Photos by Jon Chase/Harvard Staff Photographer

Science & Tech

Harvard Athletics sports solar panels

4 min read

Gordon Indoor Track and Tennis building has University’s largest installation

Harvard College senior Justin Lanning had been running the stairs in Harvard Stadium since January, but it was early this spring when he noticed something different as he reached the top of the steps and took a quick rest before heading back down. Across a parking lot, on the roof of the Gordon Indoor Track and Tennis building, workers were beginning to install rooftop solar panels as part of what has become Harvard’s largest solar energy project.

“I thought to myself, what a great idea,” said Lanning, who watched the project unfold “like a flip book” on a weekly basis as he trained for competitive races and triathlons.

The renewable energy project was installed as part of Harvard’s commitment to sustainability and its goal to reduce greenhouse gas emissions 30 percent by 2016 (from a 2006 baseline). During the course of six weeks, a local construction crew installed 2,275 solar photovoltaic panels on 1.5 acres of roof space. The entire project is expected to create 591.5 kilowatts of electricity from the sun’s energy — enough electricity to power approximately 100 traditional residential houses for a year. (The average home could be powered by a 6-kilowatt solar array, explained Joe Harrison, 
senior project developer for Borrego Solar Systems, the company that installed the panels.) This would save nearly 480 metric tons of carbon dioxide from being released into the Earth’s atmosphere.

The solar panels will deliver the electricity directly to Harvard’s electrical grid via an inverter that converts direct current (DC) from the panels into alternating current (AC). The resultant electricity can be used to provide energy to homes, buildings, and even the lighting for Harvard’s athletic fields.

According to Borrego Solar, the system was designed as efficiently as possible to allow for only 5 percent loss of electricity as the power runs from the panels to the transformer at the end of the line.

Harvard Athletics is incredibly proud of this project and the many initiatives we’ve undertaken to help Harvard achieve its sustainability goals,” said Assistant Director of Athletics Jon Lister.  “We see it as a project that benefits the entire campus, and it couldn’t have been possible without a team effort that included employees from FAS [Faculty of Arts and Sciences] Physical Resources and Planning, Energy and Utilities, EH&S [Environmental Health and Safety], and [Office for] Sustainability teams at Harvard Campus Services.”

The electricity produced by the solar panels and the solar panels themselves will be owned by Harvard Athletics and will be used to meet the University’s requirements under the Massachusetts Renewable Portfolio Standard, which requires Harvard to buy an increasing percentage of electricity from renewable sources. The project is expected to pay for itself within six to 10 years.

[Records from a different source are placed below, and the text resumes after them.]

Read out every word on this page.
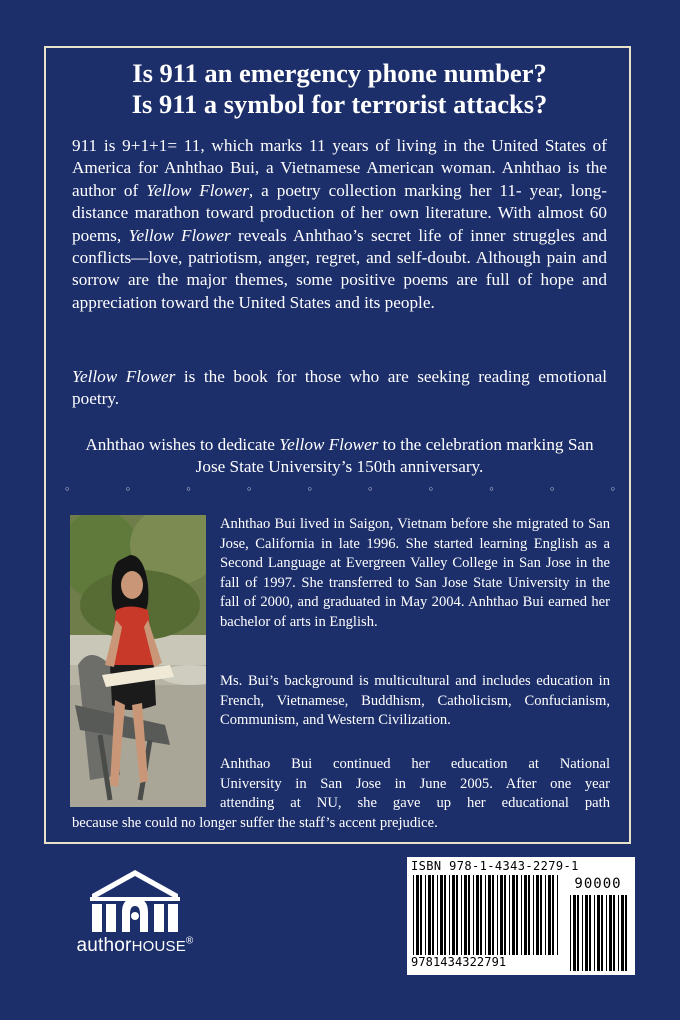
Is 911 an emergency phone number?
Is 911 a symbol for terrorist attacks?

911 is 9+1+1= 11, which marks 11 years of living in the United States of America for Anhthao Bui, a Vietnamese American woman. Anhthao is the author of Yellow Flower, a poetry collection marking her 11- year, long-distance marathon toward production of her own literature. With almost 60 poems, Yellow Flower reveals Anhthao’s secret life of inner struggles and conflicts—love, patriotism, anger, regret, and self-doubt. Although pain and sorrow are the major themes, some positive poems are full of hope and appreciation toward the United States and its people.

Yellow Flower is the book for those who are seeking reading emotional poetry.

Anhthao wishes to dedicate Yellow Flower to the celebration marking San Jose State University’s 150th anniversary.

◦	◦	◦	◦	◦	◦	◦	◦	◦	◦

Anhthao Bui lived in Saigon, Vietnam before she migrated to San Jose, California in late 1996. She started learning English as a Second Language at Evergreen Valley College in San Jose in the fall of 1997. She transferred to San Jose State University in the fall of 2000, and graduated in May 2004. Anhthao Bui earned her bachelor of arts in English.

Ms. Bui’s background is multicultural and includes education in French, Vietnamese, Buddhism, Catholicism, Confucianism, Communism, and Western Civilization.

Anhthao Bui continued her education at National
University in San Jose in June 2005. After one year
attending at NU, she gave up her educational path
because she could no longer suffer the staff’s accent prejudice.
authorHOUSE®
ISBN 978-1-4343-2279-1
90000
9781434322791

Harvard Athletics’ commitment to sustainability and waste reduction also includes recycling at football games and tailgates, the creation of a student-led green team, and the installation of a cogeneration unit used to heat pool water and domestic water for showers at the Malkin Athletic Center complex by generating heat and electricity from a single power source that reduces 197 tons of emissions annually.

“Harvard Athletics is showing that sports and sustainability go hand in hand,” said Heather Henriksen, director of the Harvard Office for Sustainability. “By building Harvard’s largest solar project, the team at Athletics [is] not only producing clean, renewable energy that will help Harvard get one step close to our goal to reduce greenhouse gas emissions, but they are also demonstrating a pragmatic approach to their operations that will ultimately reduce costs,” she added.

The 501-kilowatt solar project on Harvard-owned Arsenal Mall, installed by Harvard Real Estate in 2009, is the University’s second-largest solar array. A solar thermal and steam heat recovery system installed on the roof of Canaday Hall in 2010 is expected to provide 60 percent of the domestic hot water needs for all buildings in Harvard Yard. Across campus there are more than a half dozen solar projects on the roofs of buildings at the Harvard Business School, in the Harvard Forest, at the Harvard Graduate School of Education, and throughout the Faculty of Arts Sciences.

The Gordon Indoor Track and Tennis building now sports the University’s largest solar energy project.